Mohamed Barud, Somaliland’s soft-spoken minister of rehabilitation and resettlement, was among the members of a Hargeisa-based dissident group called UFO (Hurricanes). We sympathized with the SNM, but we didn’t know what they wanted to do. People had doubts about them. Maybe they would just write letters from Jeddah and London.” The group decided to take matters into its own hands. At mid-day on June 26, 1981, the anniversary of Somaliland’s independence from the British, Barud, and other members of UFO gathered for a secret flag-raising ceremony. Their banner was a Somali flag with only one point of the Somali star remaining – Somaliland. “You could see we had a vision even then,” Barud remembers, though he admits that independence was not defined as one of the group’s objectives.
Over the next few months, he and several others began to distribute anti-government leaflets in signed with the provocative byline of Ragga U Dhashay Magaalada (Men Born of the City).
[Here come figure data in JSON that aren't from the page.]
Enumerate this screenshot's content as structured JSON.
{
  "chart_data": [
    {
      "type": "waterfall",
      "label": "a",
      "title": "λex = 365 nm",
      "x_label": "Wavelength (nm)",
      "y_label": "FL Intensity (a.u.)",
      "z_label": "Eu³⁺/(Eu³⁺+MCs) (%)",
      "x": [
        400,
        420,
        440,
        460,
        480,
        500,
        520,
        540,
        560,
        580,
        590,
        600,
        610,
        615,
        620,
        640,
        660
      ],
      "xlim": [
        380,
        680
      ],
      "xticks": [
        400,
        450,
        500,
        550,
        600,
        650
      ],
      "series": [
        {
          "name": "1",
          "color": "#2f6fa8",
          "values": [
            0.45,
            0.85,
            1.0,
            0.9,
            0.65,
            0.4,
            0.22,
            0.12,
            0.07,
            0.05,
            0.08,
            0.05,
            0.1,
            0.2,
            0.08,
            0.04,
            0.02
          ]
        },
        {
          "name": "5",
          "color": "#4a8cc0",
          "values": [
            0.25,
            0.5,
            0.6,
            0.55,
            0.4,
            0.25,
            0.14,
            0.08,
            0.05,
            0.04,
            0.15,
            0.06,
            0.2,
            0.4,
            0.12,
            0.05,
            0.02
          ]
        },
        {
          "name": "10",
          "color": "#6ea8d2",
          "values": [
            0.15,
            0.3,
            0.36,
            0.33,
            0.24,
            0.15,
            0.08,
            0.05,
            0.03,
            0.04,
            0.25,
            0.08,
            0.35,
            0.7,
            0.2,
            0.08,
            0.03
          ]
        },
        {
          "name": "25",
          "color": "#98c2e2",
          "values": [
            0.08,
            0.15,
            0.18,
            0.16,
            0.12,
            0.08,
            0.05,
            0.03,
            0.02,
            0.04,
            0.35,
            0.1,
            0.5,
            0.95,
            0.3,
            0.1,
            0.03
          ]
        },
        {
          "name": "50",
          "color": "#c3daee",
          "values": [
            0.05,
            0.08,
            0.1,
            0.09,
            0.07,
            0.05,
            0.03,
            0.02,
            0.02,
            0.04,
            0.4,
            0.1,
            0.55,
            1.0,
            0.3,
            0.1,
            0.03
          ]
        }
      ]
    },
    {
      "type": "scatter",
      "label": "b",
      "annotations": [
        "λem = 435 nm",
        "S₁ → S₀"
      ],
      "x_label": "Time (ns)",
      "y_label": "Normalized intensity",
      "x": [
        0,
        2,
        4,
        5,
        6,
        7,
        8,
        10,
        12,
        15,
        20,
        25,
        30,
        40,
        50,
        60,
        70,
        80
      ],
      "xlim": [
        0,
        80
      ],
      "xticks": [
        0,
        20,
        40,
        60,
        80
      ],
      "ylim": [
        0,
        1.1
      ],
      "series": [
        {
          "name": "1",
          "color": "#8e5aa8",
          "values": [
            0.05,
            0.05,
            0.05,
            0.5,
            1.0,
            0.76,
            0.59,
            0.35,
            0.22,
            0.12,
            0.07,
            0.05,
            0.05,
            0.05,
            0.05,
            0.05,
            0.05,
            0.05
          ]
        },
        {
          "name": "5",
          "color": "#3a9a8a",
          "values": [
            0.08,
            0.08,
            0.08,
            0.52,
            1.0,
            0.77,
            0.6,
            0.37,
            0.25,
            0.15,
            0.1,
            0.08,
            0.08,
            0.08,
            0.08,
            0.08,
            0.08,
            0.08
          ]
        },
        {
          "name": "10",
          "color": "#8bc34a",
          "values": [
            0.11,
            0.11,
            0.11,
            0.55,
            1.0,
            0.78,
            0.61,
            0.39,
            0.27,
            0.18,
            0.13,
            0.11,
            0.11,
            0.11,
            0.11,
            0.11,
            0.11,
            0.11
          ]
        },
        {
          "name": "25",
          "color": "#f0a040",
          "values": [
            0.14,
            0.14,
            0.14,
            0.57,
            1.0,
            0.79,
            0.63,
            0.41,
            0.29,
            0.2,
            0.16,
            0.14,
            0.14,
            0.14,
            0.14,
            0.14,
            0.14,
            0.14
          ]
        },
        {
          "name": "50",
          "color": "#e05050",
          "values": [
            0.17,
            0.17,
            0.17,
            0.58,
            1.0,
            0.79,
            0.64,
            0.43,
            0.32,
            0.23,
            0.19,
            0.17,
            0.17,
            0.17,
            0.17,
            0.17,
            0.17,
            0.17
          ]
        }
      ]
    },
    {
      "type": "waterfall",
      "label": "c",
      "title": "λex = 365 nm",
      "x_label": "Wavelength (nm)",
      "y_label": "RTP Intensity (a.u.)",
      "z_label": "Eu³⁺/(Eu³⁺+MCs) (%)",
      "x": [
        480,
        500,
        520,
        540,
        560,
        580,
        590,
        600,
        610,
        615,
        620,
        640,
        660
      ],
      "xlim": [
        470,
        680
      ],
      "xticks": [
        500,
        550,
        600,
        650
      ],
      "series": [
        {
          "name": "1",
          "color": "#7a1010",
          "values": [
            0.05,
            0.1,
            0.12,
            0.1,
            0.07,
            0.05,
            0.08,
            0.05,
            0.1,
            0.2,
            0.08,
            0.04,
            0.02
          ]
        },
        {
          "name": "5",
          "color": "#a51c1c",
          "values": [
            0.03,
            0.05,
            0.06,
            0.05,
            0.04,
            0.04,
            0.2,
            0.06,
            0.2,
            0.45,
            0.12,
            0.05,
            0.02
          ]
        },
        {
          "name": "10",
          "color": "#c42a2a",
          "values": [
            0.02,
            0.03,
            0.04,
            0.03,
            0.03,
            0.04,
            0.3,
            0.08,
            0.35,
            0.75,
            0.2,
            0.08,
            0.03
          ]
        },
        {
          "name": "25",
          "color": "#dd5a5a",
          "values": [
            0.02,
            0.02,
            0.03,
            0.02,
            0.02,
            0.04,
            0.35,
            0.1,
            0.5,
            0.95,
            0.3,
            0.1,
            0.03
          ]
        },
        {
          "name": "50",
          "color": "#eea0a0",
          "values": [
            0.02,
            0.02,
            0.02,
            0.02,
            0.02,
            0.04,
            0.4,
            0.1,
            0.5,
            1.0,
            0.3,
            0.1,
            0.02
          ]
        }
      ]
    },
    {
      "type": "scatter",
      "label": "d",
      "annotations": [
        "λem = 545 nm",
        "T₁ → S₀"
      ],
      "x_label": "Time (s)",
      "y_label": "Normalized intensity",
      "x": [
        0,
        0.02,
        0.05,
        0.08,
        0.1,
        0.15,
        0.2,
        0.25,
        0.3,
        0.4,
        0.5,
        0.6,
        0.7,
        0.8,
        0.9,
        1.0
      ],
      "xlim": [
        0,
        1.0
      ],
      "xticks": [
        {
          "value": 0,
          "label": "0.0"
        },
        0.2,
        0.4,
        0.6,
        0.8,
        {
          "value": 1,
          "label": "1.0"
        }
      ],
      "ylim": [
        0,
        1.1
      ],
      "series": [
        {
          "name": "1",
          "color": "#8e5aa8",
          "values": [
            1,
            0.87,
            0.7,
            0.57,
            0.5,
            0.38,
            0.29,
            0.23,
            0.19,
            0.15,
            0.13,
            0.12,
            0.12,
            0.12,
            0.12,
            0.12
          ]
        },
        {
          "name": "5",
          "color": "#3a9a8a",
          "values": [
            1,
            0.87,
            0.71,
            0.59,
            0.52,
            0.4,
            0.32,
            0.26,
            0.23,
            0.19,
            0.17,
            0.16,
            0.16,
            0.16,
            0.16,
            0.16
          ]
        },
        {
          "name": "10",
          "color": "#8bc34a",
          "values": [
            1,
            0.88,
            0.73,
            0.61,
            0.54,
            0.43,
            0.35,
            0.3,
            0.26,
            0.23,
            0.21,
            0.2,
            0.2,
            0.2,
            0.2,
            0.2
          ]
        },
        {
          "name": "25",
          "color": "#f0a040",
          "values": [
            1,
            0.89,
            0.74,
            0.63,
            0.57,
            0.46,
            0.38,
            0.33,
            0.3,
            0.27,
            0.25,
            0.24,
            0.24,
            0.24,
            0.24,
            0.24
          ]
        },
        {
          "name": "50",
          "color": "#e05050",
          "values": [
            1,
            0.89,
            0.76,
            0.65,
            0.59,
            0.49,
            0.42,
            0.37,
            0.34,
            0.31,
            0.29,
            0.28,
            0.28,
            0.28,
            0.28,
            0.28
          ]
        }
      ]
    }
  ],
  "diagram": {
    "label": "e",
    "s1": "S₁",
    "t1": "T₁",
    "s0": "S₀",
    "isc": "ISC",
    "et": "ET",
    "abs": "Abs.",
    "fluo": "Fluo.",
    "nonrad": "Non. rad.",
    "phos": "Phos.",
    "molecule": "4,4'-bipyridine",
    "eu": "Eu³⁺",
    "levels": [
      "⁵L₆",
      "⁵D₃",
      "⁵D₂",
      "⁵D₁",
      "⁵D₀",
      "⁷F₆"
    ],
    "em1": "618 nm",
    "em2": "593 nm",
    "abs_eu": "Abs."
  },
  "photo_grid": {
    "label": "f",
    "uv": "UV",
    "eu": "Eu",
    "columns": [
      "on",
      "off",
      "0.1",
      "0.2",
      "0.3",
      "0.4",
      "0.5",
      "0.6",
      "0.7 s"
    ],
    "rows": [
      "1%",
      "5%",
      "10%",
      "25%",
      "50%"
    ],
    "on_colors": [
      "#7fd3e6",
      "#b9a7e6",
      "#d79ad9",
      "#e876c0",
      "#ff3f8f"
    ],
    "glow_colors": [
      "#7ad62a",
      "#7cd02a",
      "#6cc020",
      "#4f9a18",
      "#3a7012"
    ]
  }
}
Equally provocative, they organized a self-help group for Hargeisa hospital, which suffered gravely from government neglect and was barely functional. “It was an act of defiance,” asserts Yusuf Xirsi Garow, another member of the UFO circle. The hospital did indeed become a center-piece of Hargeisa’s resistance to the regime, provoking a response from the government which far exceeded the group’s expectations: Between November 1981 and January 1982, 29 alleged members of UFO were arrested and placed in detention. Barud himself was picked up on November 4 and brought to the headquarters of the dreaded National Security Service or NSS. His interrogation took place in the same room from which he now functions as a government minister, and through his window, he can see the barracks in which he and several others were detained and tortured for the next four months.
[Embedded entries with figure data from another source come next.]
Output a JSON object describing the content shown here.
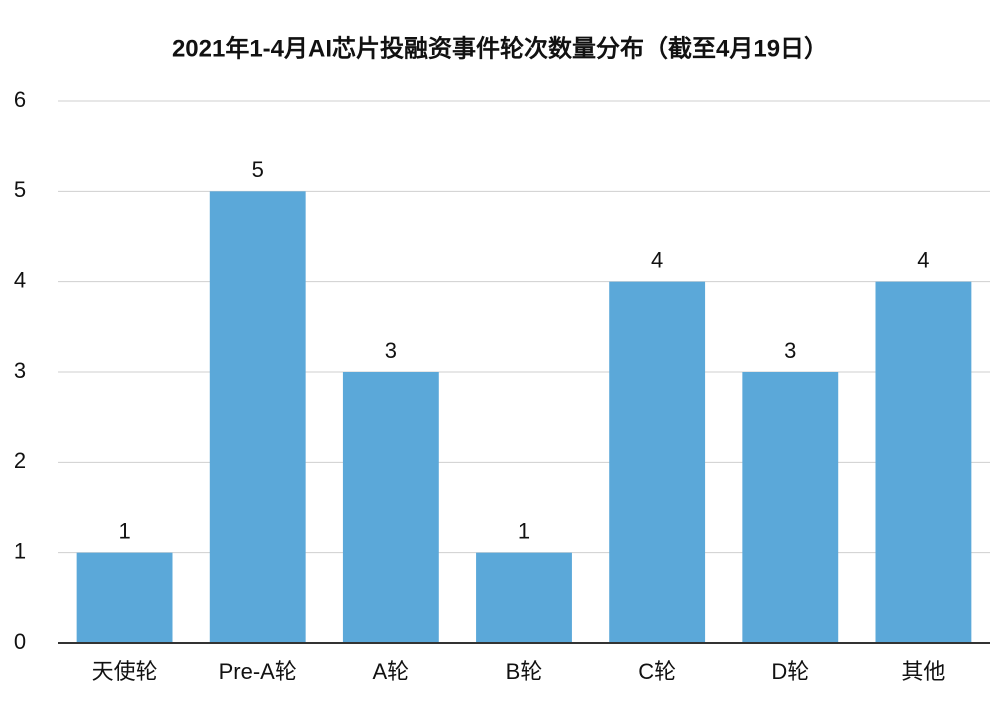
{
  "chart_data": {
    "type": "bar",
    "title": "2021年1-4月AI芯片投融资事件轮次数量分布（截至4月19日）",
    "categories": [
      "天使轮",
      "Pre-A轮",
      "A轮",
      "B轮",
      "C轮",
      "D轮",
      "其他"
    ],
    "values": [
      1,
      5,
      3,
      1,
      4,
      3,
      4
    ],
    "color": "#5ba8d9",
    "ylim": [
      0,
      6
    ],
    "yticks": [
      0,
      1,
      2,
      3,
      4,
      5,
      6
    ],
    "grid": true
  }
}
“We were never tortured in the town,” Barud remembers. “They would extinguish the lights every night at the same time. Then we would hear the keys – there are so many keys in a prison…Everyone had his heart in his mouth is it me tonight? Then there’s be a ride in a Land Cruiser to a place about 3 miles away. They thought maybe we were part of something big. They would ask us questions like: Do you know Omar Arteh or someone big like that. Most of us didn’t even know each other.”